Als eerste is het beroepsgeheim in het algemeen besproken. Hierna zijn de uitzonderingen en de bijbehorende voorwaarden verduidelijkt. Dit is gedaan door middel van wetsanalyse en literatuuronderzoek. Hierbij zijn de belangen, de geschiedenis en het wettelijk kader van het beroepsgeheim naar voren gekomen. De vijf uitzonderingen zijn uitvoerig besproken waardoor helder is weergegeven wat de voorwaarden voor elke uitzondering inhouden volgens de literatuur. Tevens is er gekeken hoe het beroepsgeheim betrekking heeft op twee onderwerpen die voor de Parnassia Groep van belang zijn: kindermishandeling en politie/justitie.

Voor het jurisprudentieonderzoek zijn er 30 tuchtrechtelijke uitspraken geanalyseerd.
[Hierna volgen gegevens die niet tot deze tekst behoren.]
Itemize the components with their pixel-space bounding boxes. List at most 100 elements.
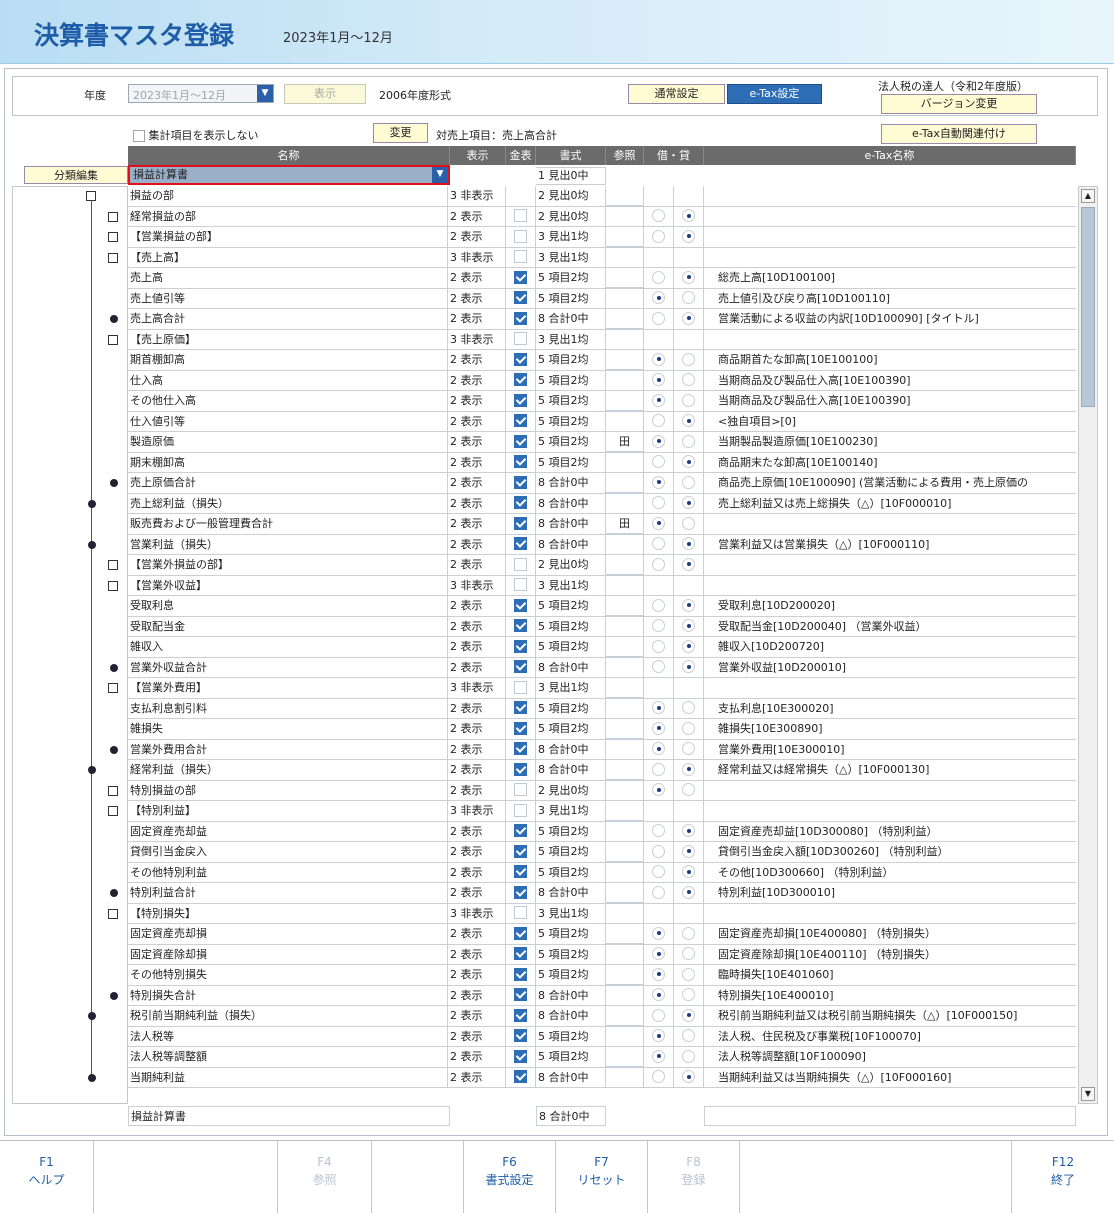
radio-icon[interactable]	[682, 762, 695, 776]
checkbox-icon[interactable]	[514, 619, 527, 632]
row-credit-radio[interactable]	[674, 842, 704, 862]
row-name[interactable]: その他特別損失	[128, 965, 448, 985]
row-name[interactable]: 期末棚卸高	[128, 452, 448, 473]
row-amount-checkbox[interactable]	[506, 534, 536, 555]
row-format[interactable]: 5 項目2均	[536, 452, 606, 473]
radio-icon[interactable]	[652, 270, 665, 284]
row-amount-checkbox[interactable]	[506, 350, 536, 370]
row-ref[interactable]	[606, 780, 644, 801]
row-format[interactable]: 8 合計0中	[536, 985, 606, 1006]
radio-icon[interactable]	[652, 1070, 665, 1083]
row-etax-name[interactable]: 臨時損失[10E401060]	[704, 965, 1076, 985]
row-ref[interactable]: 田	[606, 514, 644, 534]
radio-icon[interactable]	[682, 742, 695, 755]
checkbox-icon[interactable]	[514, 639, 527, 653]
row-debit-radio[interactable]	[644, 411, 674, 432]
radio-icon[interactable]	[652, 516, 665, 530]
radio-icon[interactable]	[682, 414, 695, 427]
fkey-f1[interactable]: F1 ヘルプ	[0, 1141, 94, 1213]
row-format[interactable]: 5 項目2均	[536, 965, 606, 985]
checkbox-icon[interactable]	[514, 578, 527, 591]
row-debit-radio[interactable]	[644, 268, 674, 288]
row-ref[interactable]	[606, 206, 644, 227]
radio-icon[interactable]	[682, 660, 695, 673]
row-format[interactable]: 8 合計0中	[536, 473, 606, 493]
row-format[interactable]: 8 合計0中	[536, 1006, 606, 1026]
row-credit-radio[interactable]	[674, 780, 704, 801]
row-name[interactable]: 【特別損失】	[128, 903, 448, 924]
vertical-scrollbar[interactable]: ▲ ▼	[1078, 186, 1098, 1104]
row-amount-checkbox[interactable]	[506, 206, 536, 227]
row-format[interactable]: 5 項目2均	[536, 719, 606, 739]
row-amount-checkbox[interactable]	[506, 411, 536, 432]
radio-icon[interactable]	[682, 967, 695, 981]
radio-icon[interactable]	[652, 373, 665, 386]
row-amount-checkbox[interactable]	[506, 186, 536, 206]
row-display[interactable]: 2 表示	[448, 1047, 506, 1067]
table-row[interactable]: 法人税等 2 表示 5 項目2均 法人税、住民税及び事業税[10F100070]	[128, 1026, 1076, 1047]
table-row[interactable]: 【営業外収益】 3 非表示 3 見出1均	[128, 575, 1076, 596]
fkey-f7[interactable]: F7 リセット	[556, 1141, 648, 1213]
row-debit-radio[interactable]	[644, 309, 674, 329]
row-amount-checkbox[interactable]	[506, 903, 536, 924]
row-etax-name[interactable]: 法人税等調整額[10F100090]	[704, 1047, 1076, 1067]
row-debit-radio[interactable]	[644, 1006, 674, 1026]
row-format[interactable]: 5 項目2均	[536, 637, 606, 657]
row-ref[interactable]	[606, 186, 644, 206]
table-row[interactable]: 特別損失合計 2 表示 8 合計0中 特別損失[10E400010]	[128, 985, 1076, 1006]
row-format[interactable]: 2 見出0均	[536, 555, 606, 575]
row-credit-radio[interactable]	[674, 862, 704, 883]
row-ref[interactable]	[606, 678, 644, 698]
row-etax-name[interactable]: 営業外費用[10E300010]	[704, 740, 1076, 760]
radio-icon[interactable]	[652, 434, 665, 448]
row-display[interactable]: 2 表示	[448, 1026, 506, 1047]
row-debit-radio[interactable]	[644, 985, 674, 1006]
row-display[interactable]: 2 表示	[448, 862, 506, 883]
checkbox-icon[interactable]	[514, 209, 527, 222]
radio-icon[interactable]	[682, 475, 695, 489]
row-name[interactable]: 特別損益の部	[128, 780, 448, 801]
checkbox-icon[interactable]	[514, 885, 527, 899]
row-ref[interactable]	[606, 391, 644, 411]
row-format[interactable]: 5 項目2均	[536, 862, 606, 883]
row-debit-radio[interactable]	[644, 821, 674, 842]
row-credit-radio[interactable]	[674, 309, 704, 329]
row-display[interactable]: 2 表示	[448, 534, 506, 555]
row-name[interactable]: 期首棚卸高	[128, 350, 448, 370]
row-credit-radio[interactable]	[674, 411, 704, 432]
row-etax-name[interactable]: 支払利息[10E300020]	[704, 699, 1076, 719]
radio-icon[interactable]	[652, 311, 665, 325]
checkbox-icon[interactable]	[514, 988, 527, 1001]
row-display[interactable]: 2 表示	[448, 637, 506, 657]
row-display[interactable]: 2 表示	[448, 924, 506, 944]
row-debit-radio[interactable]	[644, 555, 674, 575]
row-amount-checkbox[interactable]	[506, 309, 536, 329]
row-debit-radio[interactable]	[644, 616, 674, 637]
row-format[interactable]: 5 項目2均	[536, 370, 606, 391]
table-row[interactable]: 【営業外費用】 3 非表示 3 見出1均	[128, 678, 1076, 699]
row-name[interactable]: 雑収入	[128, 637, 448, 657]
row-name[interactable]: 【営業損益の部】	[128, 227, 448, 247]
row-name[interactable]: 経常利益（損失）	[128, 760, 448, 780]
row-display[interactable]: 2 表示	[448, 206, 506, 227]
row-amount-checkbox[interactable]	[506, 719, 536, 739]
row-credit-radio[interactable]	[674, 903, 704, 924]
row-etax-name[interactable]: 固定資産除却損[10E400110] （特別損失）	[704, 945, 1076, 965]
radio-icon[interactable]	[682, 496, 695, 509]
radio-icon[interactable]	[682, 885, 695, 899]
radio-icon[interactable]	[682, 557, 695, 571]
tree-collapse-icon[interactable]	[108, 211, 118, 222]
row-amount-checkbox[interactable]	[506, 575, 536, 596]
row-ref[interactable]	[606, 288, 644, 309]
row-etax-name[interactable]	[704, 555, 1076, 575]
radio-icon[interactable]	[682, 701, 695, 714]
table-row[interactable]: 仕入高 2 表示 5 項目2均 当期商品及び製品仕入高[10E100390]	[128, 370, 1076, 391]
row-format[interactable]: 8 合計0中	[536, 309, 606, 329]
row-debit-radio[interactable]	[644, 903, 674, 924]
table-row[interactable]: 【特別損失】 3 非表示 3 見出1均	[128, 903, 1076, 924]
row-name[interactable]: 営業利益（損失）	[128, 534, 448, 555]
radio-icon[interactable]	[652, 393, 665, 407]
row-etax-name[interactable]: 売上値引及び戻り高[10D100110]	[704, 289, 1076, 309]
table-row[interactable]: 【売上高】 3 非表示 3 見出1均	[128, 247, 1076, 268]
row-amount-checkbox[interactable]	[506, 780, 536, 801]
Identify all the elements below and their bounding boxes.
Dit is gedaan aan de hand van zes topics. Dit zijn de vijf uitzonderingen op het beroepsgeheim en de algemeen geldende eisen van proportionaliteit en subsidiariteit. Hierdoor is duidelijk geworden wanneer er volgens de jurisprudentie is voldaan aan de voorwaarden voor het doorbreken van het beroepsgeheim. In de resultaten is gebleken dat deze uitleg zeer goed overeenkomt met de theoretische uitleg die eerder is verduidelijkt door middel van wetsanalyse en literatuuronderzoek. Echter, in de jurisprudentie zijn de voorwaarden wel aangevuld. De eisen van proportionaliteit en subsidiariteit kwamen slechts in zes uitspraken terwijl dit voorwaarden zijn die bij elke uitzondering gelden. De meeste uitspraken hadden betrekking op de eerste uitzondering ‘toestemming van de patiënt’ en daarmee vormde deze uitspraak een belangrijk onderdeel van het jurisprudentieonderzoek. De behandelaar dient de toestemming van de patiënt zorgvuldig te vragen en duidelijk aan te geven voor welke informatieverstrekking hij toestemming vraagt. Ook moet de behandelaar controleren of de patiënt heeft begrepen waarvoor hij toestemming geeft. De behandelaar mag daarnaast niet te snel uitgaan van veronderstelde toestemming en hij moet duidelijk maken waarom er sprake is van veronderstelde toestemming. De behandelaar heeft geen toestemming van de patiënt nodig indien er informatie verstrekt wordt waaruit geen vertrouwelijke informatie af te leiden is. Dit geldt tevens indien de behandelaar zich wil verdedigen met relevante medische informatie tijdens een behandeling van een klacht bij het Tuchtcollege. Ook mag de behandelaar zonder toestemming informatie verstrekken aan een andere behandelaar indien er sprake is van gelijktijdige behandeling.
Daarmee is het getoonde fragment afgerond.